予言書の強制力は、浦敷の協力があっても完全に無力化できるものではないらしい。思い通りの未来を辿るには、それこそ針に糸を通すような細かな調整が必要だった。
それから、安定して望む未来を得るために四つのことに気を付けなければならない。
一つ。アンジュを生かすためには、必ずミカルラに死んでもらわなければならない。
俺はずっと、アンジュの身体からベートの人格を引きはそうと試みてきたが、不可能だった。アンジュの魂とベートの人格が完全に融合していたからだ。
だから暴走する前のアンジュに分魂を施し、魂の一部を空いているNoDに移し替えた。これでようやくアンジュを元の人格のままで生存させられたが、今度は暴走したミカルラがアンジュを殺しに来るようになった。ベアルドルフを差し向けてくることもあれば、ミカルラ本人がスタンピードを引き連れて奇襲してくることもあった。
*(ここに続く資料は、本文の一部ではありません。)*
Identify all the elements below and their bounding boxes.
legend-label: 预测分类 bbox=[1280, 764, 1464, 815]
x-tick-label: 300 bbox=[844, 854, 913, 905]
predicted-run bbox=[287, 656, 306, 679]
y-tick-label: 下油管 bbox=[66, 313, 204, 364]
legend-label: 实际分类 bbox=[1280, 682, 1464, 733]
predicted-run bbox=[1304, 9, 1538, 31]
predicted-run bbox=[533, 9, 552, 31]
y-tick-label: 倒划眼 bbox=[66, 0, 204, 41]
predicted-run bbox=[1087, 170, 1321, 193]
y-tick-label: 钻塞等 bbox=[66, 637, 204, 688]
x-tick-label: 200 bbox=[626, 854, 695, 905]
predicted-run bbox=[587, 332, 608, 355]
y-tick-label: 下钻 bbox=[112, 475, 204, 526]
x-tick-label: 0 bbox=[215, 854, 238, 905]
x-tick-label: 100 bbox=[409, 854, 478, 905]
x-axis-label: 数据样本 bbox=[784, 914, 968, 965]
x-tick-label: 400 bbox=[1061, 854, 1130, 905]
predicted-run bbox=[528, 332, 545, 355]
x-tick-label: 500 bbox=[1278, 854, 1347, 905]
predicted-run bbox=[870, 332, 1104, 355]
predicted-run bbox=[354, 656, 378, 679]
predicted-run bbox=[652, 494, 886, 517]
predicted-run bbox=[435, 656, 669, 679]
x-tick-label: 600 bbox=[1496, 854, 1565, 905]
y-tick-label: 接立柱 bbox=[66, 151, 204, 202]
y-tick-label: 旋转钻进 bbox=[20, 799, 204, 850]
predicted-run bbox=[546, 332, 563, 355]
そこでミカルラが暴走しないように手を回せば、今度はベアルドルフが死ぬようになった。ベアルドルフの敗因は、仲間殺しの覚悟が足りなかったせいだ。毎回毎回、最後の一撃で手心を加えては殺されているのだから間違いない。
あの男はベートと対峙する前に、大事な人を殺す経験をしておかなければならないようだ。ベアルドルフには悪いが、俺はミカルラに生贄となってもらうことにした。ミカルラもそれを望んでいたのだから。
個人的な感情を優先している自覚はある。しかしこの世界を存続させるためにも、アンジュの『星詠』は必要不可欠だ。
二つ目。タイムリープができる範囲は限られているらしい。少なくとも『星詠』の菌糸を俺自身に移植する前の過去には戻れなかった。『星詠』の菌糸を持っていなければそもそもタイムリープできないのだから妥当だろう。
もし一週目の俺にメッセージを送れるのなら、もっと早く菌糸を移植しておけと文句を言いたかった。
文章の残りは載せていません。